I decided to get a bit fitter and healthier for my impending travels. If I'm going to be trekking through the
jungle in Indonesia, it would be better if I could still breathe after walking up the stairs. There's a casual
assumption in life that skinny people are fit. I am not fit, and if I keep consuming biscuits at such a phenomenal
rate I probably won't even be skinny anymore.
So I started running. Yesterday. I have now run twice. I brought the dog, Tess, with me. Tess loves to run as she
has some sort of lurcher in her makeup (among about 100 other things). However she only likes to run in bursts of
about 10 seconds, until she sees a bird, or a sheep, or a leaf, or smells a pinecone, or hears a person talking,
or the worst, encounters another dog. She is not a good running companion.
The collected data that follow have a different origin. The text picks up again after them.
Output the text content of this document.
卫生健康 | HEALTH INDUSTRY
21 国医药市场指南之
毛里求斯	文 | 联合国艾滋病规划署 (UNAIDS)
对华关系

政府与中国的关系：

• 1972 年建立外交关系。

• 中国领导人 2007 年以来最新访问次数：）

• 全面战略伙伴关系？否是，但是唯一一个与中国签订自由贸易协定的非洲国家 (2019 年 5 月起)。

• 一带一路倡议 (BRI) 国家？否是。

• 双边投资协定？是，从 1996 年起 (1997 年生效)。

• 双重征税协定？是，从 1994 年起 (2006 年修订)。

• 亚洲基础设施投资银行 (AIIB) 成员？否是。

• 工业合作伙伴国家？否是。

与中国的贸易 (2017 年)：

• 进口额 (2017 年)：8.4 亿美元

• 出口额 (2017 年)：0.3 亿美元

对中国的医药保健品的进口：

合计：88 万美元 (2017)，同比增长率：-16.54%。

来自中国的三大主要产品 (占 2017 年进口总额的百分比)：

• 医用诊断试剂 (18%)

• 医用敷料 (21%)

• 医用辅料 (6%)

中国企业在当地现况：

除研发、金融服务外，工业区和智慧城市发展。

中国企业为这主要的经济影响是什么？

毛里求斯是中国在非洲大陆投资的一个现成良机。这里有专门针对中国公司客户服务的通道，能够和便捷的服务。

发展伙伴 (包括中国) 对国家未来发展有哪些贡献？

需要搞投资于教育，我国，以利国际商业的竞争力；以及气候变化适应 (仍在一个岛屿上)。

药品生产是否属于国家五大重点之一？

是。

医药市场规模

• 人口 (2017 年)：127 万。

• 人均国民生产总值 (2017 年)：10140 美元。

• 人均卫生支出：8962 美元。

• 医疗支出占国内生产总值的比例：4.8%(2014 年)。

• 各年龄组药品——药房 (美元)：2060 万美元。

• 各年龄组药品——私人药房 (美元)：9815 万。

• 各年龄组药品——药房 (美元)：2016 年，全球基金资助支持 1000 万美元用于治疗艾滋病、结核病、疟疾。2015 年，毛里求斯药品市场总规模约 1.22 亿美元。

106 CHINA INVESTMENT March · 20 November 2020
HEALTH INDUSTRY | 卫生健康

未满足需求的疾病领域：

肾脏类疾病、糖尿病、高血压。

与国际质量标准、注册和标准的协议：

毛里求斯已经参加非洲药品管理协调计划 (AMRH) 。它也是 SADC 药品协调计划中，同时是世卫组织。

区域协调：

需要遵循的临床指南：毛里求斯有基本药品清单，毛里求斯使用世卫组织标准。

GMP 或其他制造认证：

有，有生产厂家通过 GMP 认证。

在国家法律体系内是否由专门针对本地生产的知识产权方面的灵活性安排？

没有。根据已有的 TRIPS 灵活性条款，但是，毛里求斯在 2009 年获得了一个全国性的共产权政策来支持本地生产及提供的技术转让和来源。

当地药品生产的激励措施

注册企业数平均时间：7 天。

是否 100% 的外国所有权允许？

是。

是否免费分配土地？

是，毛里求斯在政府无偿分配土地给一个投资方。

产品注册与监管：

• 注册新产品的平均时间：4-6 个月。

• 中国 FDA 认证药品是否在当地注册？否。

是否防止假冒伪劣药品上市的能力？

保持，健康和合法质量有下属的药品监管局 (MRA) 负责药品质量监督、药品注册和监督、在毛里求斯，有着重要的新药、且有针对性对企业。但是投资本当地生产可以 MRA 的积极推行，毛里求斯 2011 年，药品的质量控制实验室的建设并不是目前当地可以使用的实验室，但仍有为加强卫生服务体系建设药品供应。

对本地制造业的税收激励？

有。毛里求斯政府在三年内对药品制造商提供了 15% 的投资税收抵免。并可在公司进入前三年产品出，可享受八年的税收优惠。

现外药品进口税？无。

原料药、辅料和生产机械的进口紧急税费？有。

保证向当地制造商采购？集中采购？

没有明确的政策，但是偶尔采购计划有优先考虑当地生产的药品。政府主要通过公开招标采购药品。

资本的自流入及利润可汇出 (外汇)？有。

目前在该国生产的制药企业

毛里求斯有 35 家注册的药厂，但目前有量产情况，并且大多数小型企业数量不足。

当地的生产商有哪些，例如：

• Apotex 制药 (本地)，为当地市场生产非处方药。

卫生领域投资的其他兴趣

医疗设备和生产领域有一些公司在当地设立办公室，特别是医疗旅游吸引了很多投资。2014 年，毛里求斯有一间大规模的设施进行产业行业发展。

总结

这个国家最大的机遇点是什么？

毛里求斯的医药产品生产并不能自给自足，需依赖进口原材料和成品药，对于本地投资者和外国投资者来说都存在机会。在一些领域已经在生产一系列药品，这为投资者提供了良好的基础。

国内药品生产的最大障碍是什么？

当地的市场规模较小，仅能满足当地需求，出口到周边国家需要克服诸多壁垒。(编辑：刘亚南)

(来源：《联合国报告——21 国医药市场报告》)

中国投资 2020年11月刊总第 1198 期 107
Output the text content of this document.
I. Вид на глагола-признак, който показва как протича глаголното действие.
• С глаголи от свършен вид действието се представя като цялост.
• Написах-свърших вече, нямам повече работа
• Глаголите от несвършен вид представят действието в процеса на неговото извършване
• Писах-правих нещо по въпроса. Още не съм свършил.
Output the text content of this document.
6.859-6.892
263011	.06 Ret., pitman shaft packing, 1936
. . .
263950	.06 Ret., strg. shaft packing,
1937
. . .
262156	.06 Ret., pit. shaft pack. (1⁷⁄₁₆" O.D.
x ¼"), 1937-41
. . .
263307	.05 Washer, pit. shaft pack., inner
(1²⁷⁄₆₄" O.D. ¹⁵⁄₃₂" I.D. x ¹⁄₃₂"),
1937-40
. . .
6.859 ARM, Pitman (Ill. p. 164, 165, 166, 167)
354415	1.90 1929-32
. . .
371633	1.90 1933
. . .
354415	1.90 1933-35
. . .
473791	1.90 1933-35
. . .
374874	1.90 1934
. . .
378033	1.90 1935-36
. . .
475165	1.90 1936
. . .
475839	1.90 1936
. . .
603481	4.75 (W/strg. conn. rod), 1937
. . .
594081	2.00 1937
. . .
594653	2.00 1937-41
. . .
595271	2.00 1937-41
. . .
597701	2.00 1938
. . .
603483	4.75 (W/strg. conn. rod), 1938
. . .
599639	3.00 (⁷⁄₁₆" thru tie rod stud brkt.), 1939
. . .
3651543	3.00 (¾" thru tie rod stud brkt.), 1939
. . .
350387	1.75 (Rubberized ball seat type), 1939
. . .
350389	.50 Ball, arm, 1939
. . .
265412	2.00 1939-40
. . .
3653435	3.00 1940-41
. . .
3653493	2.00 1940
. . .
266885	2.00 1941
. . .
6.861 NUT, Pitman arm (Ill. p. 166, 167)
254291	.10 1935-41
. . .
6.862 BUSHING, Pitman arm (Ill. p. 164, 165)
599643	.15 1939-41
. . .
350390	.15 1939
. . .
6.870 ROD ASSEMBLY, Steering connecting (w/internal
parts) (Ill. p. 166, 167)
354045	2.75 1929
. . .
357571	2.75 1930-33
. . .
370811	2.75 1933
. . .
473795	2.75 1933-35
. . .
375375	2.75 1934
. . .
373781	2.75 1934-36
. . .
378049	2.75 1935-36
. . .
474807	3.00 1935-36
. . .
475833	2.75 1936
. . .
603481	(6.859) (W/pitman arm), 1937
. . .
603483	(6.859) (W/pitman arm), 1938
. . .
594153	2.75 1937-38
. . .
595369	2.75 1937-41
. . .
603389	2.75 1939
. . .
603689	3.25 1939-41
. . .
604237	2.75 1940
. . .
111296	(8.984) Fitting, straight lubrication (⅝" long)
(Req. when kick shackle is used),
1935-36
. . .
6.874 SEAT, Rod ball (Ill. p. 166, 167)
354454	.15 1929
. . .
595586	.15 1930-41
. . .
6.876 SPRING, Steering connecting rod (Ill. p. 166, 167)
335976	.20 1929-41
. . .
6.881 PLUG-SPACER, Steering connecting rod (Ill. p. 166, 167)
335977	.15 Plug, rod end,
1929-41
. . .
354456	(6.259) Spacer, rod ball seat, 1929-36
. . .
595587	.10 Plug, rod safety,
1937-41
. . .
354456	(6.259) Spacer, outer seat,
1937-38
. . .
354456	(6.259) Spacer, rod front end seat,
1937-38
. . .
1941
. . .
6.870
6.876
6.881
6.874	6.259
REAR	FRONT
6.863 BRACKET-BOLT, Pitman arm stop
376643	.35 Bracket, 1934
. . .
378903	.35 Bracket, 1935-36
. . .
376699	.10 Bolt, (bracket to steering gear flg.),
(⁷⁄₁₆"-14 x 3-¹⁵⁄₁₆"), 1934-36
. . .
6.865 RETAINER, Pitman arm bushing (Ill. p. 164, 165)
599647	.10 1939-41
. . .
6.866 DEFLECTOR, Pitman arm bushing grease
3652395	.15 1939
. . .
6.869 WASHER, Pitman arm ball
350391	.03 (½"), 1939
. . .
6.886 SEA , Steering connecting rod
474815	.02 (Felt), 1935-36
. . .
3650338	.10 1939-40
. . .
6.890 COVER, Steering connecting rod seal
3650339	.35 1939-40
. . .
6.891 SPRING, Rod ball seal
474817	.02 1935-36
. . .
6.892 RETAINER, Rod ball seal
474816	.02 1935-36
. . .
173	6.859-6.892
Since starting Fitness February (I am pleased with the name) I have realised just how fit everyone else is. Anyone
I say it to (which is everyone, I do not shut up about it) says things like "oh brilliant! You should join me for
my daily 5k run!" Or "Great! How many hours a day are you spending in the gym?" Or "How do you find the cross
trainer?" I don't know what a cross trainer is. I have not yet gone to the gym. I managed to run about 0.25km. I
had no idea everyone else's default state of fitness was so high.
I asked my friend Keeva to write a workout routine in our shared Fitness February Google Doc and much to my
dismay it was NOT "Run for 6 minutes". It features the words "Cross Trainer" so I better learn what that is.
Hopefully a form of relaxed contemporary dance.